What does it mean to get better at history? One of the problems we have in answering this question is that history is an incredibly diverse discipline: there are thousands of possible things that one might legitimately study at school. In one school pupils might be learning 18th-century French history, but in the next town pupils might never study this, and instead learn about 15th-century Italy. In one school pupils might learn about analysing monastic records from the eleventh century, yet pupils in another school might never encounter this source material, and instead focus on analysing Cromwell’s speeches in Parliament in the 1650s. To get better at history, you have to have learnt a sufficient number of things, but very few of those things can be understood as strictly necessary in the sense that someone has to have studied them in order to be understood as making progress in the discipline.
This is further complicated by the fact that history, more than any other subject, is highly politicised. If you insist that all children should have learnt about Chartism and how most of its aims were ultimately successful, you get accused of left-wing indoctrination. If you insist that all children learn about Trafalgar and Waterloo, you get accused of right-wing indoctrination. You have taught pupils to critique the Whig Interpretation but not the Marxist Interpretation? Well you’re trying to breed mini-socialists. All of this encourages us to lean towards the generic yet, as I argued in the first post in this series, progression models based on generic descriptions of disciplinary practice fail to account for the fact that all experienced historians have mastered a wide range of substantive and disciplinary specifics.
One of the problems with this is that is results in a situation where the generic descriptions of progression we produce do not necessarily describe what it means to get better at history. Take the idea that pupils should learn that “change is driven by multiple causes” and that causes “vary in their influence”. This is a description of something that historians learn, but it is also a description of something natural scientists learn. Historians do learn that people’s actions in the past have “unintended consequences”, but this is also something central to a literature specialist’s study of tragedy. It’s all very well saying that we as history teachers are teaching children to select relevant information, deploy evidence and weigh-up the strength of different arguments, but these statements could be used to describe just about any academic discipline. By focusing on broad, generic statements about the nature of the discipline we find ourselves unable to say what is distinct about what we do. We might as well claim that you can define humanity as creatures who breathe air, drink water and live in groups. It’s all true, but we would struggle to say whether an organism is human simply by deploying these criteria, any more than we can say whether someone has got better at history by using criteria that can legitimately be used to define a range of disciplines.
It is this conclusion that has led me to the position where I would argue that we need to break the disassociation between the curriculum and the progression model. Getting better at history means mastering specifics, and if we do not set out those specifics, then we cannot meaningfully define progression. If you read this and conclude that I am arguing for a list of substantive facts to be learnt, then you have misunderstood the nature of my argument. As I argued in the first post in this series, disciplinary knowledge – the know-that and know-how that constitute the practice of the discipline – is crucial, and we need to be as specific with this knowledge as with substantive. If we want pupils to learn to critique the Marxist interpretation, then this is what we should teach them, and they have made progress if they have learnt to do this. If we want pupils to be able to criticise seventeenth-century parliamentary speeches, then we should teach them how to do this, and, if they are then able to produce such critiques, they have made progress. As with substantive knowledge, there is very little which can be understood to be ‘core content’ that every student of history has to learn, but they need to have mastered disciplinary knowledge in order to get better at history.

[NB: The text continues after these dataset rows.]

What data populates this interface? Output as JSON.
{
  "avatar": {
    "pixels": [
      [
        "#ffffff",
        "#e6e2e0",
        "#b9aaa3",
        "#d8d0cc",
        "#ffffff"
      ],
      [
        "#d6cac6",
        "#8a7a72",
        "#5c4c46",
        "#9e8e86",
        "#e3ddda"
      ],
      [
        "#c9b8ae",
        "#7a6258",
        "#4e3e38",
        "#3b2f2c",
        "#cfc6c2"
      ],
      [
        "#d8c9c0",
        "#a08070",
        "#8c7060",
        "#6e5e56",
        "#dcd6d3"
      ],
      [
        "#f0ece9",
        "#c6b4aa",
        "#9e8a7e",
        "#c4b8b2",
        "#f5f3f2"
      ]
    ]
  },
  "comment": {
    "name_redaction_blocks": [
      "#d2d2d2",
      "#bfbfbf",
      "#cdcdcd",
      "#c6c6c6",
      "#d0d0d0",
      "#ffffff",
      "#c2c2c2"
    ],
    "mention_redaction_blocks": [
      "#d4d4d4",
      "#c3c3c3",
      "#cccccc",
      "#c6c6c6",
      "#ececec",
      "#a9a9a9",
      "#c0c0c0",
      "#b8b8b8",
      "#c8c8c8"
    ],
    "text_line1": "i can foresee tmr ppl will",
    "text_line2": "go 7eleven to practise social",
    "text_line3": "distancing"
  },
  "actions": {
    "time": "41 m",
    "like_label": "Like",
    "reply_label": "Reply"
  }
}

And this, finally, is why the curriculum is the progression model. If a student has learnt the curriculum, they have made progress.
In a curriculum, we set out what we think pupils ought to learn. If they learn what we have set out in the curriculum, then they have by definition got better at history. In this sense questions about progression are in fact curricular questions. Every time we write a curriculum, we are writing a progression model. Some of the greater problems in history education have come about because we have tried to separate these two things out resulting in the bizarre conclusion that a pupil might have learnt the curriculum but not got better at history. This disassociation is something we can no longer afford to sustain.
In my next blog post I am going to consider some of the assessment implications that stem from treating the curriculum as the progression model. I shall leave you at this stage, however, with one final thought. If we treat the curriculum as the progression model, then we are saying that there as many ways to model progression as there are ways to write a curriculum. This makes comparisons very difficult, particularly where there is great diversity in curriculum content. Now this need not in and of itself be a problem, but for those interested in accountability (e.g. the inspectorate) it does raise the thorny issue that, if you want to compare progression in history between different schools, then it is necessary to compare the curriculum being taught.